Friday, August 1, 2008

What About User Interface Performance?

What process do you use in determining product requirements for an upcoming release? It probably goes something like the product manager collaborates with the sales department to write up an MRS (marketing requirements document), the product manager writes up a PRD (product requirements document), and then development takes that input and generates an SRS (software requirements document). The MRS describes the required enhancements in terms of features, benefits, and their expected impact on sales. The PRD should describe new and changed features that support the improved vision. The SRS should specify enough detail that a developer can implement changes to support the PRD.

This pipeline can work well. But it is not perfect. As a pipeline, it is only as good as the information that is feeding it. In particular, missing information often results in software which may not meet the originally envisioned requirements. (Anyone who has had a brush with dealing with an outsourced team can appreciate this in spades.) One often neglected area concerns performance, particularly in user interfaces.
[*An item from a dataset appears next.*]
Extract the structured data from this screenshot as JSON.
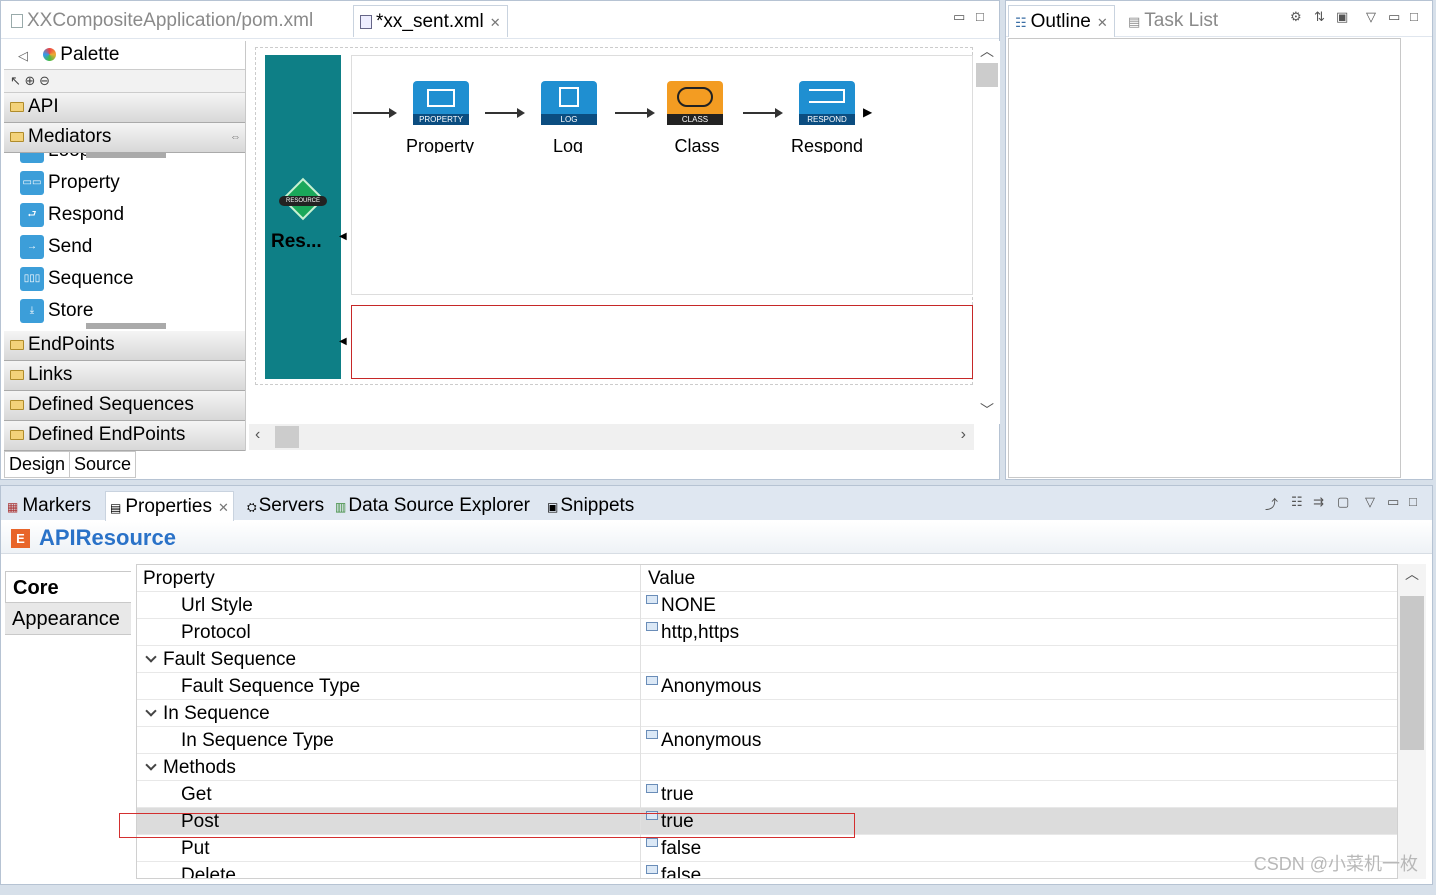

Those who are developing web applications are less likely to suffer from this lack than those who are working on desktop client applications.

What might performance specification look like? This can take the form of a maximum time for a certain action, a minimum throughput specification (events per second), or a specification of expected volumes. These are typically lacking in most projects, or are injected very late in the development cycle, where the workable responses available to the development team are going to be limited. If you are unlucky, there are no performance requirements, and this lack causes you to choose an architecture that does not scale well.
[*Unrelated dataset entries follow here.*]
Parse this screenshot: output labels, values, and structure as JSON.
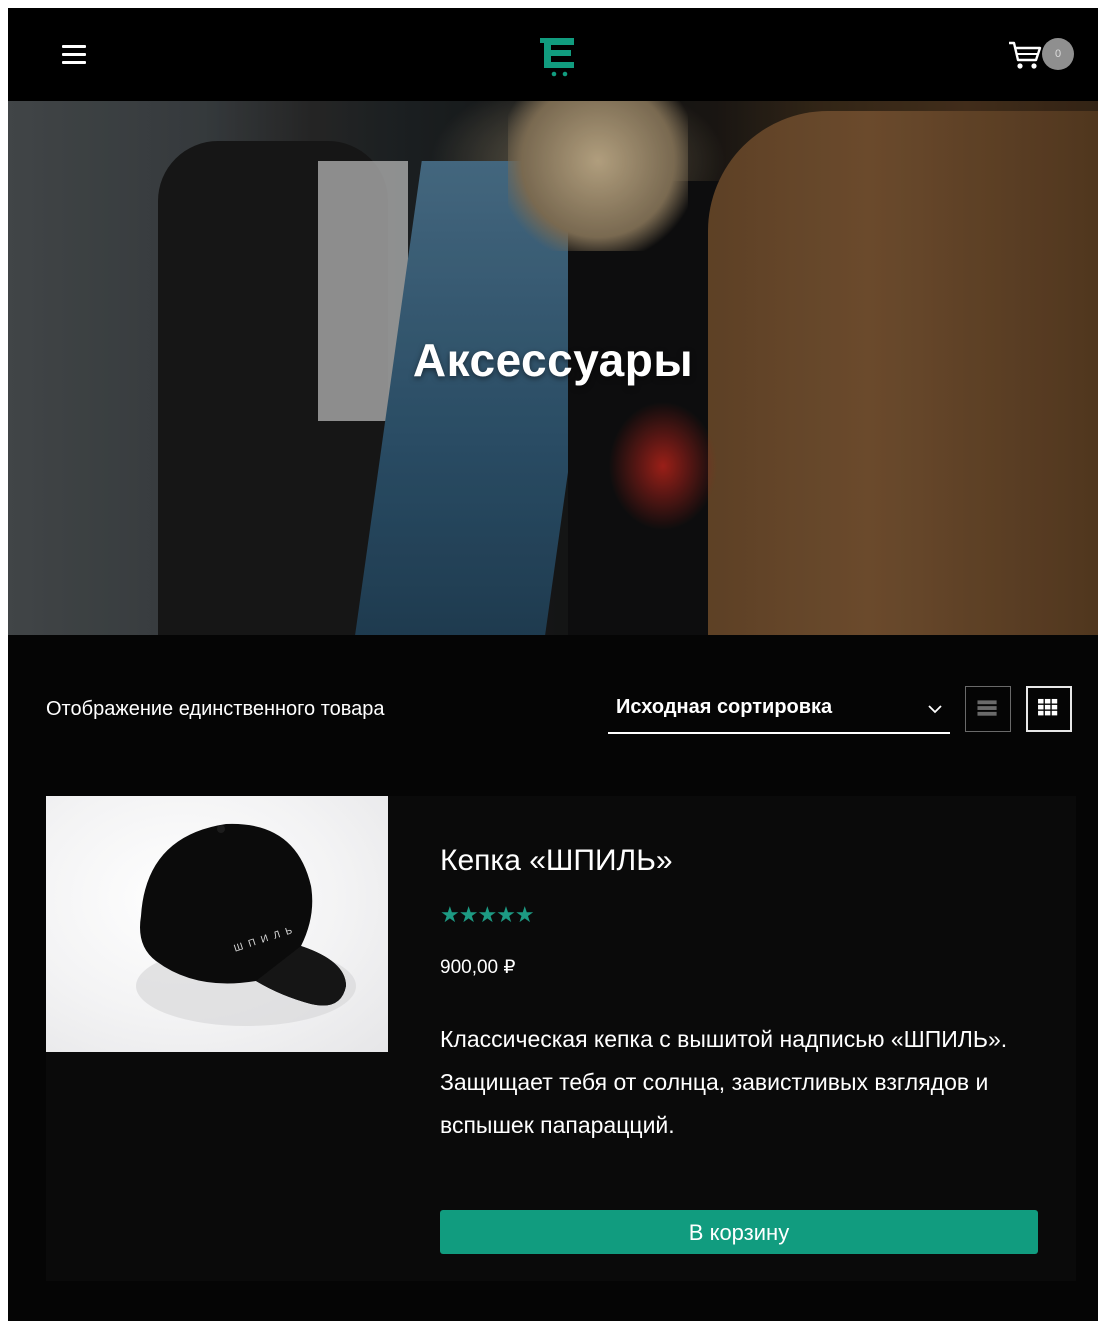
{
  "header": {
    "menu_icon": "hamburger-icon",
    "logo_icon": "cart-e-logo-icon",
    "cart_icon": "shopping-cart-icon",
    "cart_count": "0",
    "accent": "#119c7f"
  },
  "hero": {
    "title": "Аксессуары"
  },
  "toolbar": {
    "result_count": "Отображение единственного товара",
    "sort_selected": "Исходная сортировка",
    "view_list_icon": "list-view-icon",
    "view_grid_icon": "grid-view-icon"
  },
  "product": {
    "title": "Кепка «ШПИЛЬ»",
    "rating_stars": "★★★★★",
    "rating_value": 5,
    "price": "900,00 ₽",
    "description_line1": "Классическая кепка с вышитой надписью «ШПИЛЬ».",
    "description_line2": "Защищает тебя от солнца, завистливых взглядов и вспышек папарацций.",
    "button_label": "В корзину",
    "image_text": "ШПИЛЬ"
  }
}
To avoid this, you should try whenever possible to specify performance requirements in your SRS. It is unlikely that you’ll be able to find hard numbers in terms of time constraints. This is partly due to the cost of determining these (think of the time and expense of canvassing your customer base), but also human tolerance of delay is vague. If a dialog takes 500 milliseconds to come up, versus 200 milliseconds, is anyone really going to complain?

One easy specification to include should be the average and expected maximum sizes of things. Image your user interface includes a dialog that shows a list of items. The average and maximum length of that list should be specified; even a guess is better than nothing, but take care to get several considered opinions. In a product that I worked on, when I asked our subject matter expert what an average and maximum value for our list would be, I was told 7 and 12 (these were big abstract things in the list). Knowing that, we never saw any problematic performance during development. We knew that the implementation was probably n^2, but were unconcerned. Our QA stress test case was 30 items. Image our chagrin when handling a customer call where said customer had 600 items in their list. Trust me when I say that you do not want customers going in your product where your QA team has not.
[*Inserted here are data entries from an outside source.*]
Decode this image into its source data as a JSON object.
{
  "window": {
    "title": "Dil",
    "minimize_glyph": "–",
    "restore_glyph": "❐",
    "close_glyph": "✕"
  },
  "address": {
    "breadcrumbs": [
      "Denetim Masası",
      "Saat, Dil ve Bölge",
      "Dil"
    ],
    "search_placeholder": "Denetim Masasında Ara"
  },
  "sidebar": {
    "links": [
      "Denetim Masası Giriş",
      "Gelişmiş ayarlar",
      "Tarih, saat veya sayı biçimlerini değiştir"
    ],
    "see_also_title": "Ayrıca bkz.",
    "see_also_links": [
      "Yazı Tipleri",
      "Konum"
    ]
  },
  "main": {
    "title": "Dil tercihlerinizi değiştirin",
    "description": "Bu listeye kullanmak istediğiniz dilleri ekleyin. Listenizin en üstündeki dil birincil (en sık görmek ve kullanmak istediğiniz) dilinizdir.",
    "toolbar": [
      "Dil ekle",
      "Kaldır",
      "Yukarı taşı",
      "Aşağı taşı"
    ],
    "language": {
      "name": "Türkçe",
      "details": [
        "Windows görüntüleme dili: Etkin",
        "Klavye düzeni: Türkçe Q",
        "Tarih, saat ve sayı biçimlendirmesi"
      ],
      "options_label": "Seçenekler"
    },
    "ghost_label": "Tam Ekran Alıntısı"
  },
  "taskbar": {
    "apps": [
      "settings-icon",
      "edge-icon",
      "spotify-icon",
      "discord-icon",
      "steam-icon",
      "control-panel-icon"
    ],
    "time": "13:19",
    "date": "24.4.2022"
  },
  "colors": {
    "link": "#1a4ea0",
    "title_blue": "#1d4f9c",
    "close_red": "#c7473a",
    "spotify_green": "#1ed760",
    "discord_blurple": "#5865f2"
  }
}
Another easy specification is concerns response time and cancelling long operations. First, make sure that you never do real work in your event dispatch thread; this is the main thread that runs your user interface. Doing real work there means that your application becomes unresponsive. So your SRS should specify places that progress indicators should be used (a wait cursor, a status bar message, or a full blown progress dialog). This has the implication that at least one extra thread should be doing the real work in the background. If your user interface operation is expected to take more than a certain amount of time (say a handful of seconds), you should specify that it be cancellable by the user.

These sound like common sense, and for many practitioners they are. But in the press to get product out the door, try hard to avoid performance concerns from getting pushed back into the next release.